MOM: Which way do you want to ride, straight up the hill or to the right?
As the light turns green, the son rides across the street and replies,
Son: I’ll let you know. I’ll let you know.
The mother gives her son a choice to decide which direction he wants to ride his scooter. However, the son gives his mother a THIRD choice. He decides to be spontaneous and chooses to ride in the moment, feeling with his body where to go. This four-year-old feels safe with his mother, which helps him to know he has a third option. She gives him space to decide for himself, to practice tapping into his feelings, and she does not demand an immediate answer. Mom remains open to an adventure that her four-year-old wanted to take her on.
On a personal note, giving my very active four-year-old son an open range was a little scary, especially on a city street. However, I remained extra vigilant and prepared to “save” him if I needed to. It took a lot more physical energy on my part, but I was committed to giving my son a sense of freedom and limitless boundaries.

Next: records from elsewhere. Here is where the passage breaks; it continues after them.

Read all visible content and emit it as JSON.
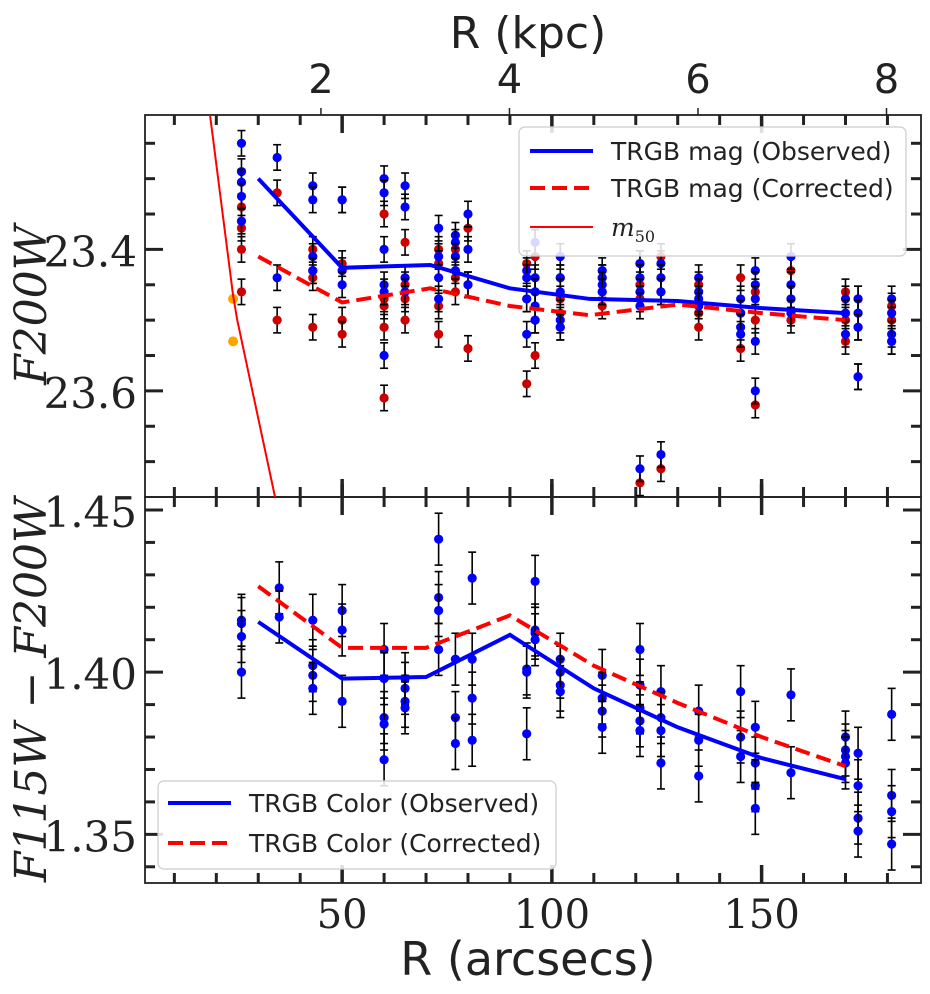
{
  "chart_data": [
    {
      "panel": "top",
      "type": "scatter",
      "title": "",
      "xlabel": "",
      "ylabel": "F200W",
      "top_axis_label": "R (kpc)",
      "top_ticks": [
        "2",
        "4",
        "6",
        "8"
      ],
      "top_tick_values": [
        2,
        4,
        6,
        8
      ],
      "kpc_per_arcsec": 0.0445,
      "xlim": [
        3,
        188
      ],
      "ylim": [
        23.75,
        23.21
      ],
      "yticks": [
        23.4,
        23.6
      ],
      "ytick_labels": [
        "23.4",
        "23.6"
      ],
      "legend": {
        "position": "top-right",
        "entries": [
          "TRGB mag (Observed)",
          "TRGB mag (Corrected)",
          "$m_{50}$"
        ]
      },
      "legend_m50_main": "m",
      "legend_m50_sub": "50",
      "series": [
        {
          "name": "TRGB mag (Observed)",
          "style": "solid",
          "color": "#0000ff",
          "x": [
            30,
            50,
            71,
            90,
            109,
            130,
            150,
            170
          ],
          "values": [
            23.3,
            23.426,
            23.422,
            23.455,
            23.47,
            23.473,
            23.483,
            23.49
          ]
        },
        {
          "name": "TRGB mag (Corrected)",
          "style": "dashed",
          "color": "#ff0000",
          "x": [
            30,
            50,
            71,
            90,
            109,
            130,
            150,
            170
          ],
          "values": [
            23.41,
            23.475,
            23.455,
            23.48,
            23.493,
            23.478,
            23.49,
            23.5
          ]
        },
        {
          "name": "$m_{50}$",
          "style": "solid-thin",
          "color": "#ff0000",
          "x": [
            18.5,
            24,
            25,
            34
          ],
          "values": [
            23.21,
            23.465,
            23.5,
            23.75
          ]
        }
      ],
      "m50_points": {
        "color": "#ffa500",
        "x": [
          24,
          24
        ],
        "values": [
          23.47,
          23.53
        ]
      },
      "observed_points": {
        "color": "#0000ff",
        "yerr": 0.018,
        "x": [
          26,
          26,
          26,
          26,
          26,
          34.5,
          34.5,
          43,
          43,
          43,
          43,
          50,
          50,
          50,
          50,
          60,
          60,
          60,
          60,
          60,
          60,
          65,
          65,
          65,
          65,
          73,
          73,
          73,
          73,
          77,
          77,
          77,
          77,
          80,
          80,
          80,
          94,
          94,
          94,
          94,
          96,
          96,
          96,
          96,
          96,
          102,
          102,
          102,
          102,
          102,
          112,
          112,
          112,
          112,
          121,
          121,
          121,
          121,
          121,
          126,
          126,
          126,
          126,
          135,
          135,
          135,
          135,
          145,
          145,
          145,
          145,
          148.5,
          148.5,
          148.5,
          148.5,
          148.5,
          157,
          157,
          157,
          157,
          170,
          170,
          170,
          173,
          173,
          173,
          173,
          181,
          181,
          181,
          181
        ],
        "y": [
          23.25,
          23.29,
          23.305,
          23.325,
          23.36,
          23.27,
          23.44,
          23.31,
          23.33,
          23.41,
          23.43,
          23.33,
          23.33,
          23.43,
          23.45,
          23.3,
          23.32,
          23.4,
          23.45,
          23.46,
          23.55,
          23.31,
          23.34,
          23.44,
          23.46,
          23.37,
          23.41,
          23.44,
          23.47,
          23.38,
          23.39,
          23.41,
          23.43,
          23.35,
          23.4,
          23.45,
          23.43,
          23.44,
          23.47,
          23.52,
          23.39,
          23.44,
          23.46,
          23.48,
          23.5,
          23.41,
          23.44,
          23.46,
          23.5,
          23.51,
          23.44,
          23.43,
          23.45,
          23.46,
          23.42,
          23.44,
          23.46,
          23.48,
          23.71,
          23.42,
          23.44,
          23.46,
          23.69,
          23.44,
          23.46,
          23.47,
          23.48,
          23.47,
          23.49,
          23.51,
          23.52,
          23.43,
          23.45,
          23.47,
          23.53,
          23.6,
          23.41,
          23.45,
          23.47,
          23.49,
          23.47,
          23.49,
          23.52,
          23.47,
          23.49,
          23.51,
          23.58,
          23.47,
          23.49,
          23.52,
          23.53
        ]
      },
      "corrected_points": {
        "color": "#cc0000",
        "yerr": 0.018,
        "x": [
          26,
          26,
          26,
          26,
          34.5,
          34.5,
          43,
          43,
          43,
          43,
          50,
          50,
          50,
          60,
          60,
          60,
          60,
          60,
          65,
          65,
          65,
          65,
          73,
          73,
          73,
          73,
          77,
          77,
          77,
          80,
          80,
          80,
          94,
          94,
          94,
          96,
          96,
          96,
          96,
          102,
          102,
          102,
          102,
          112,
          112,
          112,
          121,
          121,
          121,
          121,
          126,
          126,
          126,
          135,
          135,
          135,
          145,
          145,
          145,
          148.5,
          148.5,
          148.5,
          157,
          157,
          157,
          170,
          170,
          170,
          173,
          173,
          173,
          181,
          181,
          181
        ],
        "y": [
          23.34,
          23.37,
          23.4,
          23.46,
          23.32,
          23.5,
          23.4,
          23.43,
          23.44,
          23.51,
          23.42,
          23.5,
          23.52,
          23.35,
          23.47,
          23.48,
          23.51,
          23.61,
          23.39,
          23.45,
          23.47,
          23.5,
          23.4,
          23.42,
          23.48,
          23.52,
          23.4,
          23.44,
          23.46,
          23.37,
          23.45,
          23.54,
          23.42,
          23.47,
          23.59,
          23.41,
          23.46,
          23.5,
          23.55,
          23.44,
          23.47,
          23.49,
          23.51,
          23.44,
          23.46,
          23.48,
          23.42,
          23.45,
          23.47,
          23.73,
          23.41,
          23.46,
          23.71,
          23.45,
          23.49,
          23.51,
          23.44,
          23.49,
          23.54,
          23.46,
          23.5,
          23.62,
          23.43,
          23.47,
          23.5,
          23.46,
          23.5,
          23.53,
          23.47,
          23.51,
          23.58,
          23.48,
          23.5,
          23.53
        ]
      }
    },
    {
      "panel": "bottom",
      "type": "scatter",
      "title": "",
      "xlabel": "R (arcsecs)",
      "ylabel": "F115W − F200W",
      "xlim": [
        3,
        188
      ],
      "ylim": [
        1.335,
        1.454
      ],
      "xticks": [
        50,
        100,
        150
      ],
      "xtick_labels": [
        "50",
        "100",
        "150"
      ],
      "yticks": [
        1.35,
        1.4,
        1.45
      ],
      "ytick_labels": [
        "1.35",
        "1.40",
        "1.45"
      ],
      "legend": {
        "position": "bottom-left",
        "entries": [
          "TRGB Color (Observed)",
          "TRGB Color (Corrected)"
        ]
      },
      "series": [
        {
          "name": "TRGB Color (Observed)",
          "style": "solid",
          "color": "#0000ff",
          "x": [
            30,
            50,
            70,
            90,
            110,
            130,
            150,
            170
          ],
          "values": [
            1.4155,
            1.398,
            1.3985,
            1.4115,
            1.395,
            1.383,
            1.3735,
            1.367
          ]
        },
        {
          "name": "TRGB Color (Corrected)",
          "style": "dashed",
          "color": "#ff0000",
          "x": [
            30,
            50,
            70,
            90,
            110,
            130,
            150,
            170
          ],
          "values": [
            1.4265,
            1.4075,
            1.4075,
            1.4175,
            1.402,
            1.3905,
            1.38,
            1.371
          ]
        }
      ],
      "observed_points": {
        "color": "#0000ff",
        "yerr": 0.008,
        "x": [
          26,
          26,
          26,
          26,
          35,
          35,
          43,
          43,
          43,
          43,
          50,
          50,
          50,
          60,
          60,
          60,
          60,
          60,
          65,
          65,
          65,
          65,
          73,
          73,
          73,
          73,
          77,
          77,
          77,
          81,
          81,
          81,
          81,
          94,
          94,
          94,
          96,
          96,
          96,
          96,
          102,
          102,
          102,
          102,
          112,
          112,
          112,
          112,
          121,
          121,
          121,
          121,
          121,
          126,
          126,
          126,
          126,
          135,
          135,
          135,
          145,
          145,
          145,
          148.5,
          148.5,
          148.5,
          148.5,
          157,
          157,
          170,
          170,
          170,
          170,
          173,
          173,
          173,
          173,
          181,
          181,
          181,
          181
        ],
        "y": [
          1.416,
          1.415,
          1.411,
          1.4,
          1.426,
          1.417,
          1.416,
          1.402,
          1.399,
          1.395,
          1.419,
          1.413,
          1.391,
          1.407,
          1.398,
          1.386,
          1.384,
          1.373,
          1.398,
          1.395,
          1.391,
          1.389,
          1.441,
          1.423,
          1.419,
          1.407,
          1.404,
          1.386,
          1.378,
          1.429,
          1.404,
          1.392,
          1.379,
          1.401,
          1.4,
          1.381,
          1.428,
          1.413,
          1.412,
          1.41,
          1.404,
          1.4,
          1.396,
          1.394,
          1.399,
          1.392,
          1.388,
          1.383,
          1.407,
          1.396,
          1.389,
          1.385,
          1.382,
          1.394,
          1.386,
          1.382,
          1.372,
          1.388,
          1.379,
          1.368,
          1.394,
          1.38,
          1.374,
          1.383,
          1.372,
          1.365,
          1.358,
          1.393,
          1.369,
          1.38,
          1.376,
          1.374,
          1.372,
          1.375,
          1.365,
          1.355,
          1.351,
          1.387,
          1.362,
          1.357,
          1.347
        ]
      }
    }
  ]
}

As parents, we often want to protect our children and make all the decisions for them. However, allowing our children to make choices and take risks is essential for their growth and development. Giving them the space to explore their feelings and make choices fosters their independence, confidence, and decision-making skills. It also teaches them to trust their intuition and inner voice.
So, the next time you're out with your child, try giving them a choice and letting them decide where to go or what to do. You might be surprised at the creativity and confidence they exhibit. And remember, being there to support them and keep them safe is essential, but giving them the space to be spontaneous and make choices is equally important.